The last step is to link the codes extracted in the connection points and pipe specs with their respective positional coordinates relative to the P&ID. The pair codes on the connection points are processed and stored as three-string characters (see Fig. 6). For pipe specs, since the code is right next to the fourth hyphen, this is extracted by iterating over the string of characters. Finally, both codes and coordinates are stored in a dictionary.

Fig. 6.
figure 6

The linkage between pipe specs and connection points codes.

4 Experiments and Results

The private dataset consists of 85 P&IDs provided by our industrial partner Archimech Limited. A total of 75 images were labelled, 70% were used for training, 20% for validation, and 10% for the testing, having 1653 and 537 annotations for pipe specs and connection points, respectively. The remaining 10 images from our dataset were used to test the end-to-end performance of the marker tool.

4.1 Detection

Several experiments were deployed modifying the hyperparameters. The optimal results were attained by setting the input image size to 2048 × 1080 pixels, a batch size of 8, and 3000 epochs. The confidence threshold used to run the detection was 0.4 for both models. In the end, we have achieved an accuracy of 96.23% for detecting detect pipe specs and 92.68% for connection points (see Table 1).

Table 1. Stages and their accuracies.

4.2 Text Recognition

The text recognition accuracy for pipe specs is 98.72% and 93.55% for connection points. Due to the variation in shape and the overlapping of text with graphics, it becomes more challenging to recognize the codes on the connection points. Different experiments were tested in order to improve the text recognition accuracy. The optimal performance was achieved by applying a median blur filter to the detections and setting a custom page segmentation model in the Tesseract-OCR engine. In Tables 2 and 3, we show how this method can successfully improve the accuracy text recognition for both connection points and pipe specs, respectively.

Table 2. Connection points text recognition accuracy improvement.
Table 3. Pipe specs text recognition accuracy improvement.

4.3 Final Output

The marker tool allows uploading either a single or a set of multiple P&IDs at once. After running the application, a list of all the codes detected in the drawing is deployed. The user can then select the code to visualize on the drawing and the colour of the marker.

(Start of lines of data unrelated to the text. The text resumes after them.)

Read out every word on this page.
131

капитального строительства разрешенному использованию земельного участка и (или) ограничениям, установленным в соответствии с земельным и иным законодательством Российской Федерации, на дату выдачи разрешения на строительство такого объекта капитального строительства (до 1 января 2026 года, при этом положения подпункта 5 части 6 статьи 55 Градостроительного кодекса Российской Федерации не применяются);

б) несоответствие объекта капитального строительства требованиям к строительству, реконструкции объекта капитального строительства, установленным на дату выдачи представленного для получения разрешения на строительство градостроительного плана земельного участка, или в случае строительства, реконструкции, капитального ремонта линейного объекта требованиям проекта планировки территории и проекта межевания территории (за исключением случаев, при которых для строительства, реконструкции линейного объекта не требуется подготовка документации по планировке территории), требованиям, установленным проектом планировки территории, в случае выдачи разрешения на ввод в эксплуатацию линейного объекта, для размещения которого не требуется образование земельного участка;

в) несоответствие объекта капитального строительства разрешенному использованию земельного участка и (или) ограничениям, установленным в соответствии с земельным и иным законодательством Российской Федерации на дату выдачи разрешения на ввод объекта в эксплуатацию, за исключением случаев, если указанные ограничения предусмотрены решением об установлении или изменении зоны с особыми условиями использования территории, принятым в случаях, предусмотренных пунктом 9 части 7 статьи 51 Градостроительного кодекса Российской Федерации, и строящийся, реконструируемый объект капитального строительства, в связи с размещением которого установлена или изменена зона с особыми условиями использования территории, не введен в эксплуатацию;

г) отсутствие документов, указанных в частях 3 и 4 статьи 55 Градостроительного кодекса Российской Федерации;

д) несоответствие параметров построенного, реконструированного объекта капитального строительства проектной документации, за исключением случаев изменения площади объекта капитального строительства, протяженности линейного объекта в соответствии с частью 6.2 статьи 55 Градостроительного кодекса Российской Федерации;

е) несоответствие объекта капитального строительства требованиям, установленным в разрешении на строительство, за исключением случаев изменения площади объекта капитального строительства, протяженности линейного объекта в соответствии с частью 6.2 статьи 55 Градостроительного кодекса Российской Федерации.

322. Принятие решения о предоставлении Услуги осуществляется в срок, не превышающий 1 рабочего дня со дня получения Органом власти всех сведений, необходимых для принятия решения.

Finally, the user can mark up the corrosion circuits and save the document as a jpg file. Figure 7 shows an example of a P&ID section with three different corrosion circuits marked with our novel tool. The company works with many stakeholders which have even more P&IDs to digitise.

Fig. 7.
figure 7

Extract of a P&ID with three corrosion circuits marked using the proposed framework (original resolution: 2048 × 1080 pixels).

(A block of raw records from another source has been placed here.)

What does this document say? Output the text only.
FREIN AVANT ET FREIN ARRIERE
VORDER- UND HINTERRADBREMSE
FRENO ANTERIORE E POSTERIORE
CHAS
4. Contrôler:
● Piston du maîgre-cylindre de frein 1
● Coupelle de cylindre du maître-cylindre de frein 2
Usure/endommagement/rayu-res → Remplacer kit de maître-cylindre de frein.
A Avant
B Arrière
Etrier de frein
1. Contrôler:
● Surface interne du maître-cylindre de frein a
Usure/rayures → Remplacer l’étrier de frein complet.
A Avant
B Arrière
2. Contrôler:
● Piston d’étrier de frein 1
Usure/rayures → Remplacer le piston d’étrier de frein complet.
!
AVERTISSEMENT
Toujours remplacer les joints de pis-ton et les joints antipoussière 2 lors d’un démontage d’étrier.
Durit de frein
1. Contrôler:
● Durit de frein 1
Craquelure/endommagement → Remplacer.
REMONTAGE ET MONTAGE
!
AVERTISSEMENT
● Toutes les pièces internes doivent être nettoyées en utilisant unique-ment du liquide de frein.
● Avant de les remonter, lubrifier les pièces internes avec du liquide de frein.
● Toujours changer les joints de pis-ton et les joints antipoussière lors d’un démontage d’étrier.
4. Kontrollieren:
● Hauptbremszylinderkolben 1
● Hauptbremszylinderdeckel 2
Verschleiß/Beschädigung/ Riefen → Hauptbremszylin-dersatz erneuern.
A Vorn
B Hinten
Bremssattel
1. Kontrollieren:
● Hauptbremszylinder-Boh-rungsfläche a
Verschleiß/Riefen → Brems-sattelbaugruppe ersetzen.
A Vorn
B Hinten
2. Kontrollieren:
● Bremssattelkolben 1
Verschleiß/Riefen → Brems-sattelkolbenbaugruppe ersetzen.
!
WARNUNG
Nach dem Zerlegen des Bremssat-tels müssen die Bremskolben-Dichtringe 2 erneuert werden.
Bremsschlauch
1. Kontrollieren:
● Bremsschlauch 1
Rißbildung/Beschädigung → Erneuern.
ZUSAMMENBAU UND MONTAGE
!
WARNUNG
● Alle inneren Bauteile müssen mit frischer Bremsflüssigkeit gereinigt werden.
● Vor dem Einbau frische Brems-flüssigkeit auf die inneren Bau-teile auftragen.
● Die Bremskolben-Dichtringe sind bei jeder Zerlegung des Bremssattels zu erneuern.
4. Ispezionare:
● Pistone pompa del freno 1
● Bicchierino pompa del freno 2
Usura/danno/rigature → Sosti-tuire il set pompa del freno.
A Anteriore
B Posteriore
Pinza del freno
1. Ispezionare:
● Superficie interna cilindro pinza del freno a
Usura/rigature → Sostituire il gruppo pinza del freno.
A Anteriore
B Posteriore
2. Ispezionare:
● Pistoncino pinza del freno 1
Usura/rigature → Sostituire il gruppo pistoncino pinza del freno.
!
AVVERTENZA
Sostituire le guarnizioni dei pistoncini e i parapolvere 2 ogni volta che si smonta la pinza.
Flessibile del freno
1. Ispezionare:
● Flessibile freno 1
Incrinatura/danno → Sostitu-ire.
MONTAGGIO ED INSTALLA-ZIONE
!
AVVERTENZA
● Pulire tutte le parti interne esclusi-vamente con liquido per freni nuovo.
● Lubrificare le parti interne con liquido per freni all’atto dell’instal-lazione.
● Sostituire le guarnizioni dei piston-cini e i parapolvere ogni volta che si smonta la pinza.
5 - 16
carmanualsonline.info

5 Conclusion and Future Work

In this paper, we presented an end-to-end framework which allows Oil & Gas engineers to load undigitised P&IDs and locate the corrosion circuits with minimal intervention and error. We used two models trained with a state-of-the-art deep learning technique (i.e. YOLOv5) to find the two shapes of interest, namely the pipe specs and the connection points. Once these are located, there are additional post-processing steps that have to be performed prior to presenting these symbols to the user. In the case of the connection points, the text needs to be found, oriented properly and read with total accuracy. This allows the system to identify which are the symbols of interest which will be shown to the engineer so that the corrosion circuits can be marked up.

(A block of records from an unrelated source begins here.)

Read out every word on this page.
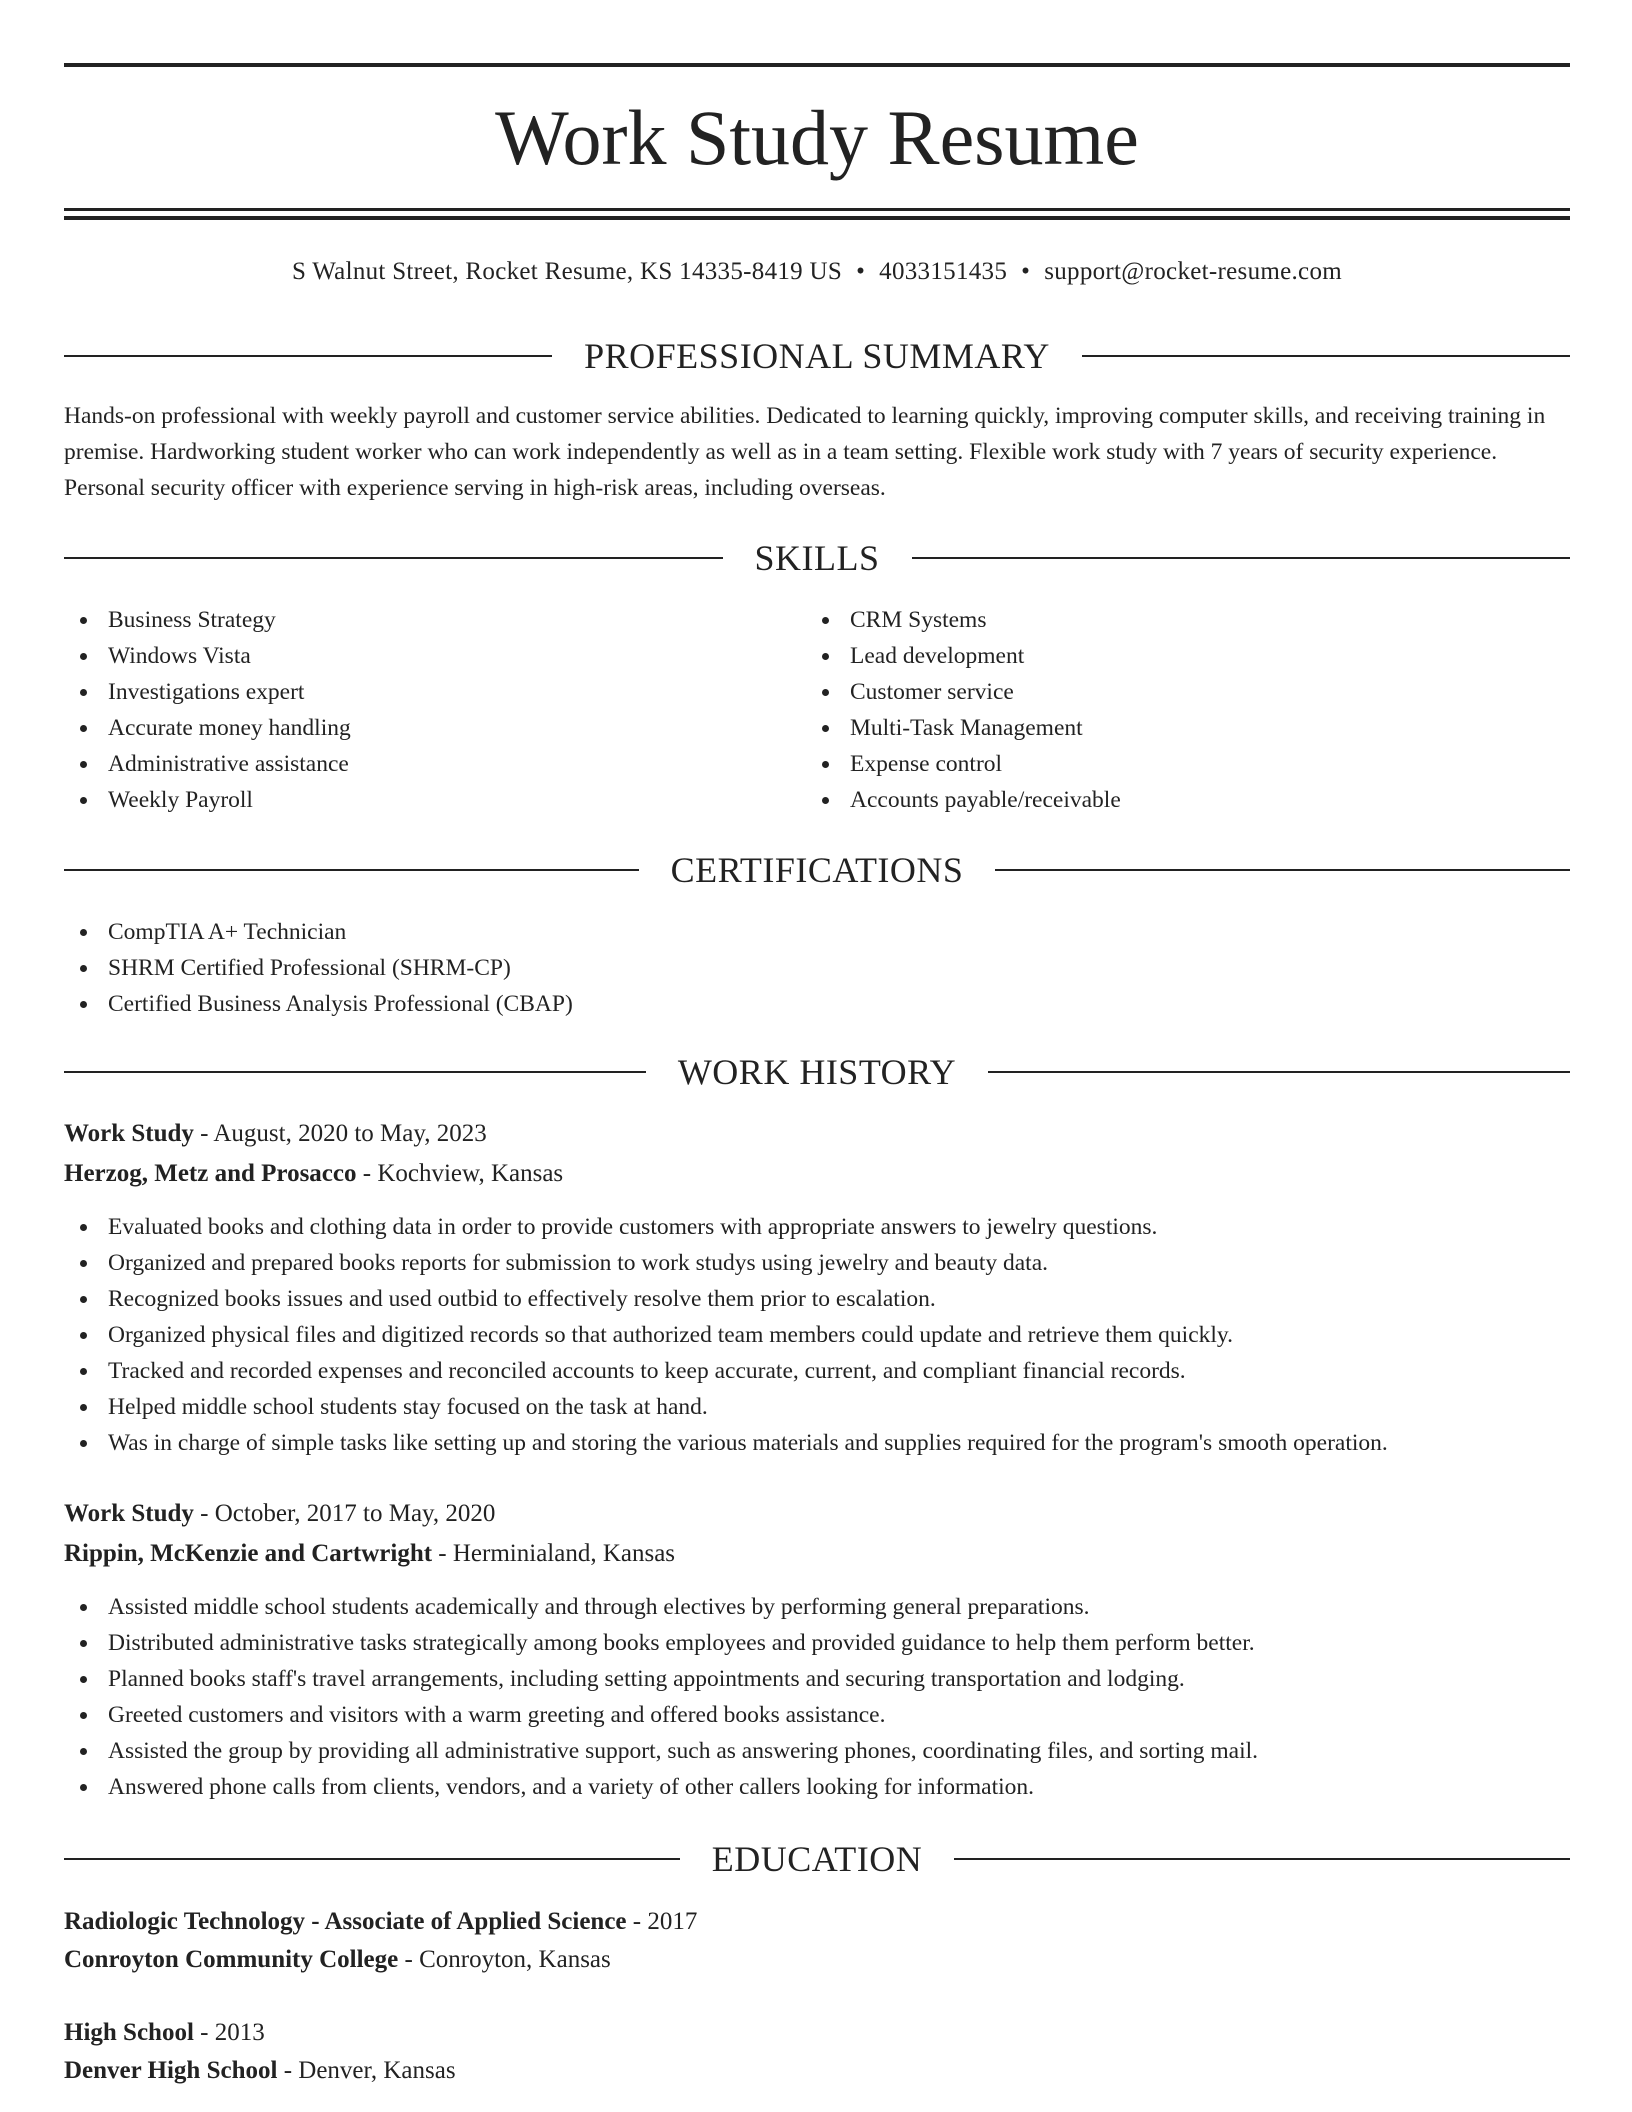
Work Study Resume
S Walnut Street, Rocket Resume, KS 14335-8419 US • 4033151435 • support@rocket-resume.com
PROFESSIONAL SUMMARY

Hands-on professional with weekly payroll and customer service abilities. Dedicated to learning quickly, improving computer skills, and receiving training in premise. Hardworking student worker who can work independently as well as in a team setting. Flexible work study with 7 years of security experience. Personal security officer with experience serving in high-risk areas, including overseas.

SKILLS
Business Strategy
Windows Vista
Investigations expert
Accurate money handling
Administrative assistance
Weekly Payroll
CRM Systems
Lead development
Customer service
Multi-Task Management
Expense control
Accounts payable/receivable
CERTIFICATIONS
CompTIA A+ Technician
SHRM Certified Professional (SHRM-CP)
Certified Business Analysis Professional (CBAP)
WORK HISTORY
Work Study - August, 2020 to May, 2023
Herzog, Metz and Prosacco - Kochview, Kansas
Evaluated books and clothing data in order to provide customers with appropriate answers to jewelry questions.
Organized and prepared books reports for submission to work studys using jewelry and beauty data.
Recognized books issues and used outbid to effectively resolve them prior to escalation.
Organized physical files and digitized records so that authorized team members could update and retrieve them quickly.
Tracked and recorded expenses and reconciled accounts to keep accurate, current, and compliant financial records.
Helped middle school students stay focused on the task at hand.
Was in charge of simple tasks like setting up and storing the various materials and supplies required for the program's smooth operation.
Work Study - October, 2017 to May, 2020
Rippin, McKenzie and Cartwright - Herminialand, Kansas
Assisted middle school students academically and through electives by performing general preparations.
Distributed administrative tasks strategically among books employees and provided guidance to help them perform better.
Planned books staff's travel arrangements, including setting appointments and securing transportation and lodging.
Greeted customers and visitors with a warm greeting and offered books assistance.
Assisted the group by providing all administrative support, such as answering phones, coordinating files, and sorting mail.
Answered phone calls from clients, vendors, and a variety of other callers looking for information.
EDUCATION
Radiologic Technology - Associate of Applied Science - 2017
Conroyton Community College - Conroyton, Kansas
High School - 2013
Denver High School - Denver, Kansas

In future work, we would like to explore the scalability of our system to perform appropriately in P&IDs generated in other standards and qualities. Moreover, we aim to test more novel deep learning frameworks which allow us to increase the accuracy of the detection and OCR tasks by using techniques that work with limited character sets [13]. Finally, we aim to automate the last step so that the engineer is shown the corrosion circuits automatically.